Marc O’Brien réfléchit à cette idée, quelques moments durant, puis il fit, de la tête, un signe d’acquiescement. Jim le Frisé remercia Leclaire du regard et remplit derechef les verres.

Mais Mucluc Charley intervint :

— Attends un peu avant de te décider, O’Brien ! Attends encore un peu… Halte-là !

Sa langue commençait à s’empâter et à fourcher.

— Je te parle, O’Brien, continua-t-il, comme ferait ton père confesseur… Attends un peu… Que voulais-je dire ?… Oui, je te parle comme ton père… comme ton frère aussi… comme ton ami… Diable ! Je n’y suis plus…

Il reprit haleine et expectora :

— Je te parle en cette affaire comme un conseiller tout dévoué… Aussi je me permets de te suggérer… de te suggérer qu’il y a peut-être dans ton filon… plus d’autruches que tu ne crois. Diable… Diable…

Il engloutit un autre verre, qui parut remettre de l’aplomb dans ses idées, et il reprit, avec gravité :

— Oui, c’est là, c’est là que je veux en venir…

Six fois de suite, il se frappa violemment le côté de la tête, de la paume de sa main, comme pour en faire sortir ses idées.

— Ah ! cette fois j’y suis ! Suppose, O’Brien, qu’il y ait dans ton trou pour plus de dix mille dollars !

O’Brien, qui semblait prêt à conclure le marché, changea aussitôt d’opinion.

— Superbe ! s’écria-t-il. Tu as, Mucluc, une idée de génie ! C’est curieux, mais je n’avais pas songé à ce que tu dis là…

Il prit les mains de Mucluc Charley et les lui serra avec émotion.

— Bon ami ! Oui, bon ’socié ! Merci… Merci…

Il se retourna vers Jim et prit un ton agressif.
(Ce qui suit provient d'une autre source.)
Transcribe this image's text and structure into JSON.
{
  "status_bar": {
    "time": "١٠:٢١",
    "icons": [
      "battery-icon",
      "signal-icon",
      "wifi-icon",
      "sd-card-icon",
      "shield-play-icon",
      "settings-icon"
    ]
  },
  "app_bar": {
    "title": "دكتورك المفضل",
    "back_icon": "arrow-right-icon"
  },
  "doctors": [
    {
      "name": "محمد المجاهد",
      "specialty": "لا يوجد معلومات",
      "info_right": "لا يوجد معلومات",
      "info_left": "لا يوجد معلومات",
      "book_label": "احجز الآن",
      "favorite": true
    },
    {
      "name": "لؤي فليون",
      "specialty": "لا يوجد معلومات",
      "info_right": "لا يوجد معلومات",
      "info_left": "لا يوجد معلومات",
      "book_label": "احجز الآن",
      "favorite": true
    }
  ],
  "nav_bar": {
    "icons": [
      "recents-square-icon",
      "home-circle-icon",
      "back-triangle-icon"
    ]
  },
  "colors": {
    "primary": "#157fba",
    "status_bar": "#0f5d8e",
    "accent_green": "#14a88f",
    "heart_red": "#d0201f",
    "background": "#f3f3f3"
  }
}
— Il peut y avoir cent mille dollars dans mon trou ! Sûrement, le Frisé, que tu ne voudrais pas dépouiller un honnête homme… Je te connais assez pour en être certain… Oui, oui, je te connais… Mieux que toi-même. Encore une tournée ! Nous sommes ici entre bons amis… Il n’y a ici que des amis !
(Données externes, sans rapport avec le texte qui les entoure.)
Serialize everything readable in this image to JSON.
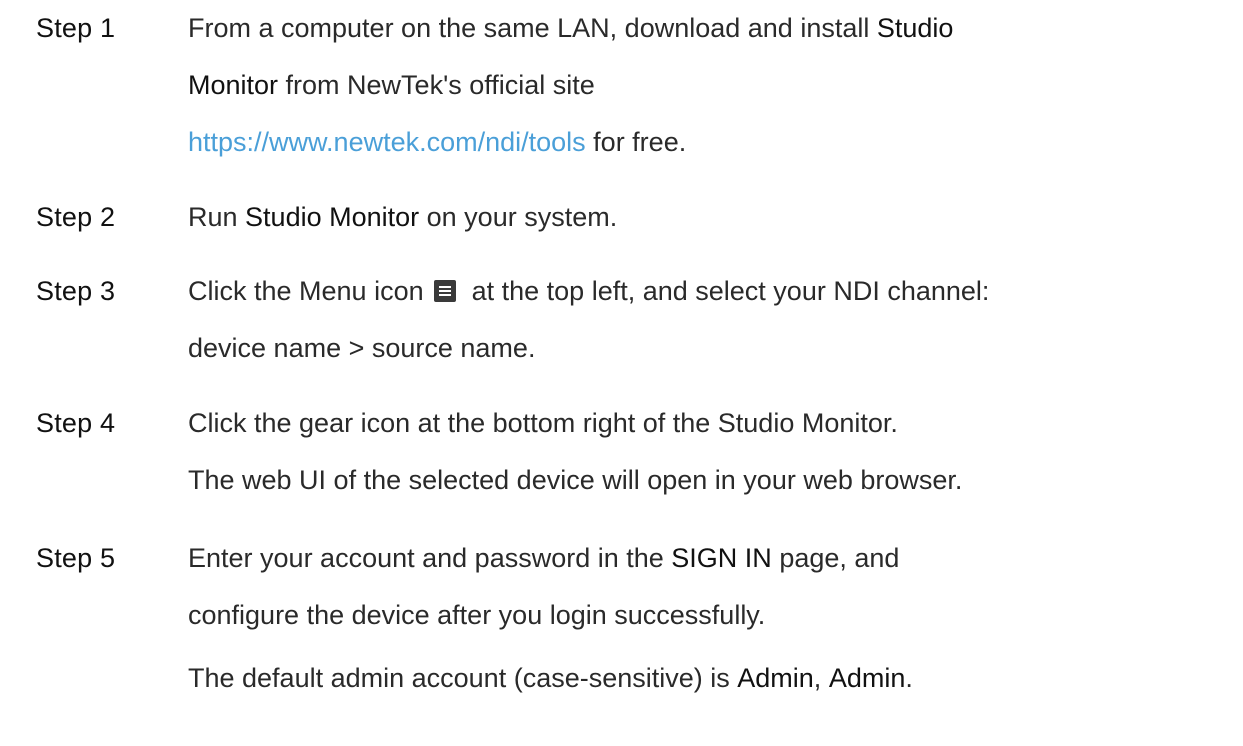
{
  "steps": [
    {
      "label": "Step 1",
      "lines": [
        {
          "t1": "From a computer on the same LAN, download and install ",
          "b1": "Studio"
        },
        {
          "b1": "Monitor",
          "t2": " from NewTek's official site"
        },
        {
          "link": "https://www.newtek.com/ndi/tools",
          "t2": " for free."
        }
      ]
    },
    {
      "label": "Step 2",
      "lines": [
        {
          "t1": "Run ",
          "b1": "Studio Monitor",
          "t2": " on your system."
        }
      ]
    },
    {
      "label": "Step 3",
      "lines": [
        {
          "t1": "Click the Menu icon",
          "t2": "at the top left, and select your NDI channel:"
        },
        {
          "t1": "device name > source name."
        }
      ],
      "icon": "menu-icon"
    },
    {
      "label": "Step 4",
      "lines": [
        {
          "t1": "Click the gear icon at the bottom right of the Studio Monitor."
        },
        {
          "t1": "The web UI of the selected device will open in your web browser."
        }
      ]
    },
    {
      "label": "Step 5",
      "lines": [
        {
          "t1": "Enter your account and password in the ",
          "b1": "SIGN IN",
          "t2": " page, and"
        },
        {
          "t1": "configure the device after you login successfully."
        },
        {
          "t1": "The default admin account (case-sensitive) is ",
          "b1": "Admin",
          "t2": ", ",
          "b2": "Admin",
          "t3": "."
        }
      ]
    }
  ]
}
Le whisky continuait à disparaître et la discussion reprenait son train. Les espoirs de Jim le Frisé montaient et descendaient alternativement, comme le whisky dans les verres.

Tantôt Leclaire plaidait en faveur d’une vente immédiate et arrivait presque à gagner à sa thèse l’hésitant O’Brien, pour voir, l’instant d’après, son succès contrebattu par d’autres arguments, plus brillants, que développait Mucluc Charley. Tantôt, au contraire, c’était Charley qui plaidait pour la vente et Percy Leclaire qui le contredisait obstinément. Il y eut un moment où ce fut O’Brien en personne qui proclama son intention de vendre, tandis que ses deux amis, les larmes aux yeux, unissaient tous leurs efforts pour l’en dissuader. Plus le trio absorbait de whisky, plus son imagination devenait fertile. L’éloquence des trois hommes était telle qu’ils se persuadaient mutuellement de la justesse de la thèse adverse et sans cesse retournaient leurs rôles.

Finalement, Mucluc Charley et Leclaire tombèrent d’accord, simultanément, qu’il fallait vendre et tous deux, réunis, se firent un plaisir scélérat de réduire à néant les ultimes objections de Marc O’Brien. En désespoir de cause, O’Brien finit par demeurer la bouche bée. Vainement, en face de Jim le Frisé triomphant, il jeta des regards suppliants vers ceux qui l’avaient abandonné. En vain il lança, sous la table, un coup de pied bien senti dans les tibias de Mucluc Charley. Cet ami mal embouché, loin de vouloir comprendre, développa aussitôt un nouvel argument, un imbattable raisonnement en faveur de la vente.

Jim le Frisé avait été chercher de l’encre, une plume et du papier, et rédigea l’acte de cession. Puis il tendit la plume à O’Brien, pour qu’il signât.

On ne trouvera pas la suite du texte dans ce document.